[Parlons parfums] L'art du parfum

Grenade sertie de cristaux Swarovski, poulailler géant avec Vrais Gallinacés à l'intérieur, tableaux réalisés avec sang d'artiste sur toile... le week-end dernier, en parcourant les allées d'une vaste exposition d'art contemporain, la question m'a traversé l'esprit cent fois: qu'est-ce que l'art?

L'interrogation n'est pas neuve, et elle évolue: avant le 18e siècle, on se demandait ce qu'était le Beau; après, ce qu'était l'Art. Vers le milieu du 20e siècle, on a commencé à se demander si l'art pouvait même être défini...

Et la question qui m'intéresse, ici, est: la parfumerie peut-elle être considérée comme un art? Après tout, la danse est considérée comme un art, le cinéma aussi, et même la télévision ...

A tout le moins, c'est en tout cas un "art appliqué", une production de "design": le créateur-parfumeur établit un prototype qui sera dupliqué à l'identique en un certain nombre d'exemplaires, selon la définition stricte. Mais à un niveau plus philosophique, disons, le parfum peut-il être considéré comme de l'Art, véritable? Et comment, alors, juger de la valeur de ses œuvres?

Le premier et principal argument qu'on pourrait y opposer serait la nature profondément commerciale du parfum: après tout, c'est un produit destiné à être vendu, né de commandes spécifiques.
Certes.
... et c'est aussi le cas de la très vaste majorité de l'art occidental, jusqu'au milieu du 19e siècle! La Joconde de Léonard de Vinci, L'Agneau mystique des frères Van Eyck, La Ronde de nuit de Rembrandt,... autant de toiles reconnues aujourd'hui comme chefs d'œuvre, qui sont "pourtant" nées d'une commande - preuve que la motivation commerciale à l'origine d'une oeuvre ne s'oppose pas à ce que le produit fini atteigne au génie.

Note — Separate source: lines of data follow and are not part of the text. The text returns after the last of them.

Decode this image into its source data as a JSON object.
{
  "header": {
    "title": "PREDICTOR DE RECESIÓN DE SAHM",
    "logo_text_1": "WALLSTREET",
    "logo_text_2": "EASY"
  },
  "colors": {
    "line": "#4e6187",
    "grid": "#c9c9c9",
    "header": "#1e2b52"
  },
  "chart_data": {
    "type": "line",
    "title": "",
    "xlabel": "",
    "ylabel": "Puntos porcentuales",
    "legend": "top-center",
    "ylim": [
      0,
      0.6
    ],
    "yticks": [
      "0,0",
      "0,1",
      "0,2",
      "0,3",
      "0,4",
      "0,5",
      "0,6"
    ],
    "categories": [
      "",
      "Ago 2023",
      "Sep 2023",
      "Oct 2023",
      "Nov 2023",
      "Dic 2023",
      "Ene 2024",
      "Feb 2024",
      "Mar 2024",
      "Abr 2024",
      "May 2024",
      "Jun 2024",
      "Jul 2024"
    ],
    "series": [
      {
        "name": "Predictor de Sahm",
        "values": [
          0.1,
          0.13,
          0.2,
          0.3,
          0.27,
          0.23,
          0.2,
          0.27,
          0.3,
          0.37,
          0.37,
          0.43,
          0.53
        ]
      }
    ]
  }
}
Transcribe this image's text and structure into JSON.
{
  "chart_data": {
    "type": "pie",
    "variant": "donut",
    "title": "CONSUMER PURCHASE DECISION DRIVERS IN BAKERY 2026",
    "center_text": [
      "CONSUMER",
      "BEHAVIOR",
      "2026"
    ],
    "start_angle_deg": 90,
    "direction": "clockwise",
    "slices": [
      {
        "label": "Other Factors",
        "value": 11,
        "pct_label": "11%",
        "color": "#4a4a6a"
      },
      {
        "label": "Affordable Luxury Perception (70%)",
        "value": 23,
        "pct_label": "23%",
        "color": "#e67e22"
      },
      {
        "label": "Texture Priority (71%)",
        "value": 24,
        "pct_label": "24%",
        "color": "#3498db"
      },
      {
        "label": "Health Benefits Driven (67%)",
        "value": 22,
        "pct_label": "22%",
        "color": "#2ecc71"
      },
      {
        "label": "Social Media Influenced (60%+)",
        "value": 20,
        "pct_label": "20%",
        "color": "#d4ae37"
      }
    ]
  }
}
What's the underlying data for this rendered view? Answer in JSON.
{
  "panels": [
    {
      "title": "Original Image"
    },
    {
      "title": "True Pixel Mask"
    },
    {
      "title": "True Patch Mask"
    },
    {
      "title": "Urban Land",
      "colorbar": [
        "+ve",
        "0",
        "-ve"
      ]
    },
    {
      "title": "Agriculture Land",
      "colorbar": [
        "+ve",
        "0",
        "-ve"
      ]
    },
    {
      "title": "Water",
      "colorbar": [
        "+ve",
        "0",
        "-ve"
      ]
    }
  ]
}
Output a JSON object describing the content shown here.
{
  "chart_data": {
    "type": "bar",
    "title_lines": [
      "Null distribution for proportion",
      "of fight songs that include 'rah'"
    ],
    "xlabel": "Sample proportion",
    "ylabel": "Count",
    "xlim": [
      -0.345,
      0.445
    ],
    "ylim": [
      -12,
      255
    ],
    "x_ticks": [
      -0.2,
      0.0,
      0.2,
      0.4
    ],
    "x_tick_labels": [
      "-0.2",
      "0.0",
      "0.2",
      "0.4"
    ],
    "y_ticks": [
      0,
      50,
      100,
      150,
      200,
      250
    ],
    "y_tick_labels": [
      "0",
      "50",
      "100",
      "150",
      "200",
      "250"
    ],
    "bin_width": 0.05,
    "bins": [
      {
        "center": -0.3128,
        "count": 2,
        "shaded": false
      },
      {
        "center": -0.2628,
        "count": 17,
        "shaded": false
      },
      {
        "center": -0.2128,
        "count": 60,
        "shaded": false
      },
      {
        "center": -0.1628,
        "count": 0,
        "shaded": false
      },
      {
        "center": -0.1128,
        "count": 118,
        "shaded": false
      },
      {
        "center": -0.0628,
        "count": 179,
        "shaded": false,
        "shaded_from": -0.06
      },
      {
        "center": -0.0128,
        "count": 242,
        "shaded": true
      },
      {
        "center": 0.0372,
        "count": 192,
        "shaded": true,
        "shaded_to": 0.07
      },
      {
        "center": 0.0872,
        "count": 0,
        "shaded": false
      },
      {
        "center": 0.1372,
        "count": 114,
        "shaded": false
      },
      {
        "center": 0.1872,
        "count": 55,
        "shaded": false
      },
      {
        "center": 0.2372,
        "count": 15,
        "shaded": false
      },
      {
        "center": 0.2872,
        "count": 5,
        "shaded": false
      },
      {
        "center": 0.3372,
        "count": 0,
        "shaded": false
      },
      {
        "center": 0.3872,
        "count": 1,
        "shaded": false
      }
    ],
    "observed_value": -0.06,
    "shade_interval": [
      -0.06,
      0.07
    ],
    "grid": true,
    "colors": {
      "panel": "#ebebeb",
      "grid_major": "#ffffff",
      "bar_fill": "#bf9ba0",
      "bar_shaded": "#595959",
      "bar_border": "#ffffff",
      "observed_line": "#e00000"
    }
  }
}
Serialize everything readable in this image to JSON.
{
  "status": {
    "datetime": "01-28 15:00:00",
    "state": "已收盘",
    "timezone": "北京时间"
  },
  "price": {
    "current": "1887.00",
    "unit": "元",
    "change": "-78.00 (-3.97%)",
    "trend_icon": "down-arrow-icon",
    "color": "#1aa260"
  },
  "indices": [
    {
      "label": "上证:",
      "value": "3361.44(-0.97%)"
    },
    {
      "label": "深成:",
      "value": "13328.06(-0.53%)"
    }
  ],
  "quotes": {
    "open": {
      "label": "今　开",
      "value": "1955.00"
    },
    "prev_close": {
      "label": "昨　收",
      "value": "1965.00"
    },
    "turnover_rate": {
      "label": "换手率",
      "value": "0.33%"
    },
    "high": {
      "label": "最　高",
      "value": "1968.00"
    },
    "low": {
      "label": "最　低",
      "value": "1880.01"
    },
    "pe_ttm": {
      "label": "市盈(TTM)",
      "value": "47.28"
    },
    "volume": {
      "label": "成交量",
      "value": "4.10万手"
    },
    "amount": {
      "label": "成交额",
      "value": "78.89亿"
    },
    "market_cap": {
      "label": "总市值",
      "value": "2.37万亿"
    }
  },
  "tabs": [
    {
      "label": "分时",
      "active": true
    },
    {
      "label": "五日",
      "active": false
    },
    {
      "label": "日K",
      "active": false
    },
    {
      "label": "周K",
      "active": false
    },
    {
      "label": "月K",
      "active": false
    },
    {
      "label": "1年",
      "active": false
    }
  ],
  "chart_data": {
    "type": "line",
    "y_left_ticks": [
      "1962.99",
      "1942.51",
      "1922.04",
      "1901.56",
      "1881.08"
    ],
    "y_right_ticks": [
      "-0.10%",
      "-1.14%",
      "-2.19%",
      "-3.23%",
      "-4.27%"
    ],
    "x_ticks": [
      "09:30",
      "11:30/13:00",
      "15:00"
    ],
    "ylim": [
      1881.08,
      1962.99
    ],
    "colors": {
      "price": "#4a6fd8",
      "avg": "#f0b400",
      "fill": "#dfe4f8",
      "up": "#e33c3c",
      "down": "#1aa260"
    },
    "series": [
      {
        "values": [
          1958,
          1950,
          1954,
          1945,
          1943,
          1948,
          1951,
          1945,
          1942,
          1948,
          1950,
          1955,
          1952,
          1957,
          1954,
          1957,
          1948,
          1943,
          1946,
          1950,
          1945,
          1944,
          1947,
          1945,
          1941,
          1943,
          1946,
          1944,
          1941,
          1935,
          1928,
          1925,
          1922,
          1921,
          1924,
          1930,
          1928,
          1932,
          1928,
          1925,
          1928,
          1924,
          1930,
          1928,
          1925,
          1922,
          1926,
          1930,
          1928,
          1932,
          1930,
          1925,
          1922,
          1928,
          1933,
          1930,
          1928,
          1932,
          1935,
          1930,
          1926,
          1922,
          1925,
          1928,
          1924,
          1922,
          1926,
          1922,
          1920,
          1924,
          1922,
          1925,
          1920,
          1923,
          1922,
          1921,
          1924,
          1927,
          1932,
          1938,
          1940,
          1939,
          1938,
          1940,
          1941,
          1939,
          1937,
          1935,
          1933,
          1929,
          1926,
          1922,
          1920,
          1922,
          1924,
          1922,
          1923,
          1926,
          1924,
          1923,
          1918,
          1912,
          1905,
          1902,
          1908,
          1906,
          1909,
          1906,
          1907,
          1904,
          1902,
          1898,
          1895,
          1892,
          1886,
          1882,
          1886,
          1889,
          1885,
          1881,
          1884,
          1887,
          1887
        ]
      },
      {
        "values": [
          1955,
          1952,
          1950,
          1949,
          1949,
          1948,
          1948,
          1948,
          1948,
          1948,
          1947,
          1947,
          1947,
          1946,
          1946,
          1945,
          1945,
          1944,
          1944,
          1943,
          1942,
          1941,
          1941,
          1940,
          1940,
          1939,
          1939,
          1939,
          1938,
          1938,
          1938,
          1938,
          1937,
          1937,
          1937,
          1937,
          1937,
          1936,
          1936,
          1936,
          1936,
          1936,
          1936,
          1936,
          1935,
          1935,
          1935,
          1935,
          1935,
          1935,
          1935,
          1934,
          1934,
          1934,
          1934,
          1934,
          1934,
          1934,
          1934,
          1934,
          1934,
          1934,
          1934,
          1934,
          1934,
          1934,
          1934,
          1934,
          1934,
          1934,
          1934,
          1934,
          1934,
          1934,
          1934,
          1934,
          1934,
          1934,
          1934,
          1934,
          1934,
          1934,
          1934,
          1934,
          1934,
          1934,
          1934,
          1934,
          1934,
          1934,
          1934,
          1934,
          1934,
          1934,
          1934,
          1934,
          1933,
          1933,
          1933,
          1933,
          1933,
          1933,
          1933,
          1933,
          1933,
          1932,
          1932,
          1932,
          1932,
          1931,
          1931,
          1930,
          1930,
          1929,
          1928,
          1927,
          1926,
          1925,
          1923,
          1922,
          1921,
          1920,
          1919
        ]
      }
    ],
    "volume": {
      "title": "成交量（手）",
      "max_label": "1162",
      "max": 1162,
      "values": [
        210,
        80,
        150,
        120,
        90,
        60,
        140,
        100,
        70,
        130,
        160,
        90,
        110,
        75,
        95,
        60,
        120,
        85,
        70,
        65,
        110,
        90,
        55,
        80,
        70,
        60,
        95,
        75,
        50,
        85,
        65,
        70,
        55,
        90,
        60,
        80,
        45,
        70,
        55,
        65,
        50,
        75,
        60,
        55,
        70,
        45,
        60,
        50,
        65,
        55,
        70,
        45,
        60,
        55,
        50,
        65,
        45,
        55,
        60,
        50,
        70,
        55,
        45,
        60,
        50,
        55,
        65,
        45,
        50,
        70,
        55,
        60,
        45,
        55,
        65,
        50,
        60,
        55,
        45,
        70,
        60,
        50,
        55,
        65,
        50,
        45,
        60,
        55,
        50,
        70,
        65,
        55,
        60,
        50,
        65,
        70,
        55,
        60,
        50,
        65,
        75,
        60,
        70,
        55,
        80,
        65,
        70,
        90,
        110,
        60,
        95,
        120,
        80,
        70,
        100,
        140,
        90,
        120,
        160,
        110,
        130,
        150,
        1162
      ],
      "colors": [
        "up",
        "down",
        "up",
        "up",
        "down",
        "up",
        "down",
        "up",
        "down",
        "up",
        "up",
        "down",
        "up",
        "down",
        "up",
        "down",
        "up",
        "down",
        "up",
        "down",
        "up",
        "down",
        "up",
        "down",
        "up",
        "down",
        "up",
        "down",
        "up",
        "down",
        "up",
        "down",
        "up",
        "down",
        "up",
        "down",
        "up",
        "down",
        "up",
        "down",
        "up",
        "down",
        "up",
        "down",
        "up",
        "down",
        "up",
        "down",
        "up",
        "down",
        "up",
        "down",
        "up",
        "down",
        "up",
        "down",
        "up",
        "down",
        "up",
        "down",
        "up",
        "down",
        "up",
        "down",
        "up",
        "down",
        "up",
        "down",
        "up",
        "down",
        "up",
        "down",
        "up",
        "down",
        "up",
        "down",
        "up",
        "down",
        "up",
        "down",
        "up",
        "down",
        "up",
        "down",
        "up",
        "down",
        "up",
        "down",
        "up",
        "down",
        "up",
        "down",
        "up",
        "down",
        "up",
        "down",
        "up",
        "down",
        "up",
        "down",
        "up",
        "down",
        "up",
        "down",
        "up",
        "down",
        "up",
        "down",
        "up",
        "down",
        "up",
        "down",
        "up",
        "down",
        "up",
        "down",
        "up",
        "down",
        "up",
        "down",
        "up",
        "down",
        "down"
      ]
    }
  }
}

Parmi les - extrêmement nombreuses - théories esthétiques, qui se penchent sur la nature même de l'Art et sur la valeur des œuvres, j'ai personnellement beaucoup d'affinités pour celle, récente, de Jerrold Levinson, professeur de philosophie à l'université de Maryland. Passer la parfumerie au crible de cette théorie peut être intéressant.

Pour lui, le lien - ancien, et si vraisemblable - établi entre l'œuvre d'art et l'agrément qu'elle procure est bien réel: l'art est censé apporter du plaisir. Mais il s'agit de nuancer: l'Art a une capacité durable à donner du plaisir, et ce plaisir doit être répété, continuer au fil du temps et s'accroître avec la familiarisation: l'oeuvre d'art, réelle, se dévoile à mesure qu'on l'apprivoise, dans le temps, tandis que la répétition sied mal aux productions "populaires": elle n'engendre rien de plus, sinon le dégoût.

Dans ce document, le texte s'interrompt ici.